Digging even deeper, the real question comes back to who was the lender in the transaction with the borrower --- was it the party named on the documents signed by the borrower? Presumptively yes but in the final analysis it doesn't work that way if there is no underlying transaction in which money exchanged hands. The law is concerned with reality and substance far beyond form and forms. If the reality is that the investors' money was what landed on the closing table then by operation of law it is presumed that the borrower must account for it, if it was applied to the benefit of the borrower. The borrower cannot be held to account to two different parties in the same amount on the same debt.
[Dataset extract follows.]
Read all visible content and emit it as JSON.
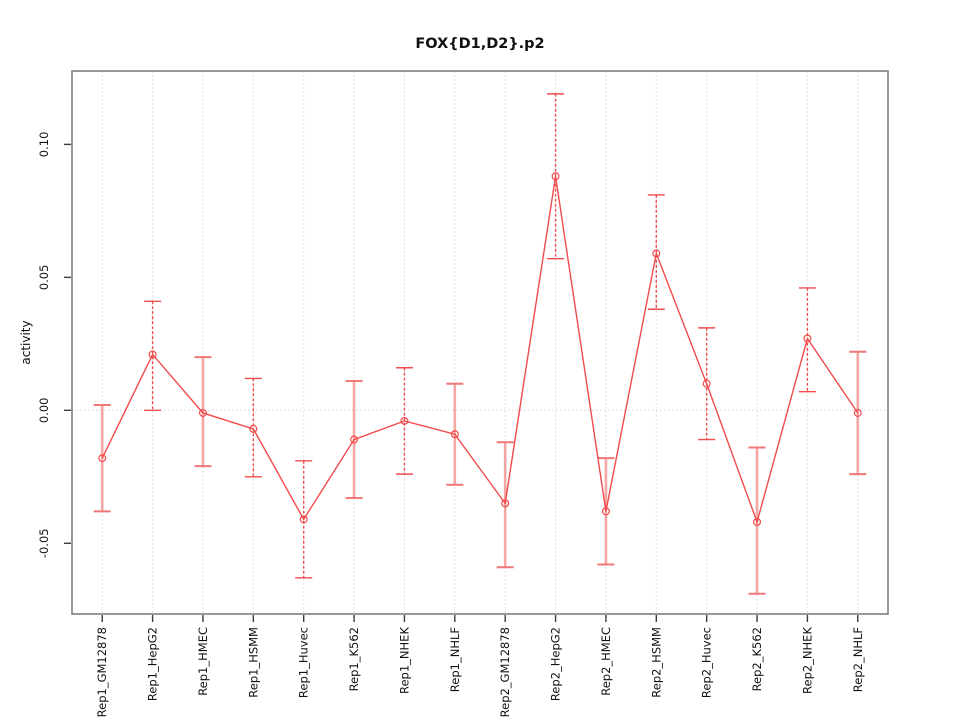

Thus the conclusion is that the borrower is held to account to the investors or the investors' entity if it is validly formed and funded. If the investors chose to insert an intermediary bookkeeping service to intercept the payments, then the payments from the borrower to the bookkeeper obviously would be applied against the amount due. Whether the bookkeeper sends the money to the creditor is irrelevant if all parties have agreed by conduct to process payments in this manner.
If the borrower fails to make a payment but the bookkeeper advances the payment as though the borrower had made a payment then two conclusions are inevitable: the creditor's account is satisfied and the bookkeeper has a claim for unjust enrichment or contribution. You are right that the debt is not extinguished. But you are jumping to the wrong conclusion as it effects the foreclosure. The effect is that the creditor is current at the time the loan is declared in default. The notice of default should have been a demand letter from the servicer for contribution, with full knowledge that such a claim has no security or collateral. The only way you could see it otherwise is to say that upon foreclosure, the servicer gets the money it advanced first, which might or might not be the case, but is a matter of proof. But this argument begs the question of how you can initiate a foreclosure in the absence of a default in the account receivable of the creditor?
These are questions that are difficult to understand without having been educated in accounting, auditing and bookkeeping. And the legal effect leads to questions that are above the pay grade of the pro se litigants who are trying to make sense out of all this without the help of an attorney.
The end result, now that I am again lead counsel on a number of cases in Florida, will end the debate. I have predicted many judges in the trial courts will reject the above analysis in favor of a more simple explanation of "the borrower didn't pay his debt." But on appeal, it seems to me that the conclusions I reached will be unavoidable if we have created the proper record on appeal and preserved our issues for appeal.